From the clock tree viewer, I had the impression that the delay adjustment for the macro sink tree was excessive, so I tried disabling all delay buffer insertion with -delay_buffer_derate 0.0 option. This reduced the max latency but worsened the skew:

Clock clock
1453.76 source latency frontend/bpd/banked_predictors_1/tage/t_1/io_f3_resp_2_valid$_DFF_P_/CLK ^
-1020.67 target latency frontend/bpd/banked_predictors_0/bim/data_ext/R0_clk ^
  10.00 clock uncertainty
 -12.67 CRPR
--------------
 430.42 setup skew

If only half of the delay buffers are added (-delay_buffer_derate 0.5) , the skew can be reduced but the max latency doesn't change:

Clock clock
1453.76 source latency frontend/bpd/banked_predictors_1/tage/t_1/io_f3_resp_2_valid$_DFF_P_/CLK ^
-1087.05 target latency frontend/bpd/banked_predictors_0/bim/data_ext/R0_clk ^
  10.00 clock uncertainty
 -12.67 CRPR
--------------
 364.04 setup skew

In summary, the default tool setting seems to provide a reasonably balanced latency and skew.
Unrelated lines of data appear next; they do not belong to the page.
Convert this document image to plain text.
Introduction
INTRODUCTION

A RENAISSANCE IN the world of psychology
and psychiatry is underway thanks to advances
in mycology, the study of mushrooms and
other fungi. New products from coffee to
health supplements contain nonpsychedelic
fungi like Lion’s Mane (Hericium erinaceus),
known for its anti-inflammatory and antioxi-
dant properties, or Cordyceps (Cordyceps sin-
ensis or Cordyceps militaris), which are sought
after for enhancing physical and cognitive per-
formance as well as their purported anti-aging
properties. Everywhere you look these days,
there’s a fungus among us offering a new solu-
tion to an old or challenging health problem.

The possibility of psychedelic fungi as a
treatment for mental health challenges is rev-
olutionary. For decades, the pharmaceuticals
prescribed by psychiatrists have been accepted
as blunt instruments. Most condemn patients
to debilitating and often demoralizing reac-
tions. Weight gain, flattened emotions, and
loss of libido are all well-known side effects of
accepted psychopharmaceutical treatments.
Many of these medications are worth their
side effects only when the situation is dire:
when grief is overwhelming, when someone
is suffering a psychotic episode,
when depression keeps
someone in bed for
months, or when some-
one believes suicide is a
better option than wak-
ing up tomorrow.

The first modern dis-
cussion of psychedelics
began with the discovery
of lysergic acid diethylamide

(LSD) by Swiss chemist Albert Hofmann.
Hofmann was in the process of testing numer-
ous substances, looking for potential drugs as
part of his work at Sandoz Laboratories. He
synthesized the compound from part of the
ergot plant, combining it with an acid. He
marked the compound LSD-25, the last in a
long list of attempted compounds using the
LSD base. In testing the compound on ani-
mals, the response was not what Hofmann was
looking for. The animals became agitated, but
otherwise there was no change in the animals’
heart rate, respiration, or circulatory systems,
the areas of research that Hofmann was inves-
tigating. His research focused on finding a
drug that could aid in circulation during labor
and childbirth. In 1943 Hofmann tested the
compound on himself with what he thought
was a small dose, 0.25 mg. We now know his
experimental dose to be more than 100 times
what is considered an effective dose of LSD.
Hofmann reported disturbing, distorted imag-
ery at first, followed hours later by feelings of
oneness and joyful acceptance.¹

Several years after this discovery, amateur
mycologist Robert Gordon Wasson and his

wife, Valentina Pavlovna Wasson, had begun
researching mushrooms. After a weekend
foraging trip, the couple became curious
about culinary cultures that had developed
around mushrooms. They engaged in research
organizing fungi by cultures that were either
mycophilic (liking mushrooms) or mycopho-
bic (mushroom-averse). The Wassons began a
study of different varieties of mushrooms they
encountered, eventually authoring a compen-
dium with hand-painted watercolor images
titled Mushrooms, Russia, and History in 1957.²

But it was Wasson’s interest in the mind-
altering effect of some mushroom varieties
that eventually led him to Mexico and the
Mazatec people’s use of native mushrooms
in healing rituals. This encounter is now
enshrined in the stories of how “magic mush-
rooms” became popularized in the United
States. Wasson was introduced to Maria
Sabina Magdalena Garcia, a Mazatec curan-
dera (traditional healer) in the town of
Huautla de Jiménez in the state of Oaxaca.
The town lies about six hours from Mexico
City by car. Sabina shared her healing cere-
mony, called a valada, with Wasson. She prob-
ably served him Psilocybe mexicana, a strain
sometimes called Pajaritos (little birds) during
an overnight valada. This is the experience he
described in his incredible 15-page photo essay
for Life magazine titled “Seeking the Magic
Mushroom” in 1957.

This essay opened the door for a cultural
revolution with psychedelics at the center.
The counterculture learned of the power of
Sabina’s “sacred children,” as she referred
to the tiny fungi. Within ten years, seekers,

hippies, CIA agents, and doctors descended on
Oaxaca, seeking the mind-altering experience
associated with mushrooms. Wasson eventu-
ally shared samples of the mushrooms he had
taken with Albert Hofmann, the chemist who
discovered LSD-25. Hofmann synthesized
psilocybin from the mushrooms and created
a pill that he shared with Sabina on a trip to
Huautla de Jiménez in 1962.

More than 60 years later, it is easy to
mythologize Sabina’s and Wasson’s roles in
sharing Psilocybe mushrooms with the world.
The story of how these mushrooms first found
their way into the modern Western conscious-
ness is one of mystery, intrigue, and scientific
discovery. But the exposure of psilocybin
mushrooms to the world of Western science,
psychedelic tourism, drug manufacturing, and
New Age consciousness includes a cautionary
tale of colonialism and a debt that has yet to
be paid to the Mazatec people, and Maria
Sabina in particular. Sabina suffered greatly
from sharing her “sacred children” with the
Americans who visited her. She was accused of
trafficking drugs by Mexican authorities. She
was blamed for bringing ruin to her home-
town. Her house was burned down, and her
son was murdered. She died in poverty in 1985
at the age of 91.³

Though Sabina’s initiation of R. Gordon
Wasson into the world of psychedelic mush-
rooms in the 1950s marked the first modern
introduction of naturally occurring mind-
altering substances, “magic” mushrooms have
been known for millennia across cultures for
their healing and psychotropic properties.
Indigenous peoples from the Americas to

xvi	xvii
To improve the clock latency, you can try using only LVT cells for clock buffers and adding even stronger buffers beyond 24X.

As for the clock skew, if we can fix max trans violations in CTS, this may improve the skew. The tool is already inserting 13070 dummy loads to balance load caps.

Thanks.

oharboe commented 3 months ago

Silly question: why does clock latency matter?

Naively, from a performance point of view, for our design, it does not affect fMax. Skew matters for fMax.

Our situation is that of megaboom or designs/asap7/mock-cpu. There is a CPU core clock and a bus clock running at the same frequency, but there is an asynchronous clock crossing between the core clock and system bus clock domains, so clock latency of the core clock is invisible from the outside. there are no core pins that are relative to the core clock, all pins are relative to the system bus clock.

If there was a knob going from 0-1 where 0 is optimize skew only and 1 is latency only, then this knob would be 0.5 by default now. We would crank it to 0.

QuantamHD commented 3 months ago

@oharboe I'm not an expert in this area, but a longer clock tree usually implies more structure. Which means that you have more structures susceptible to on chip variation (OCV).

The liberty files aren't true to life, and in fact are essentially just sampled from one particular distribution.

oharboe commented 3 months ago

Makes sense: longer latency, more clock uncertainty. clock uncertainty contributes to skew, effectively... from a performance fmax point of view.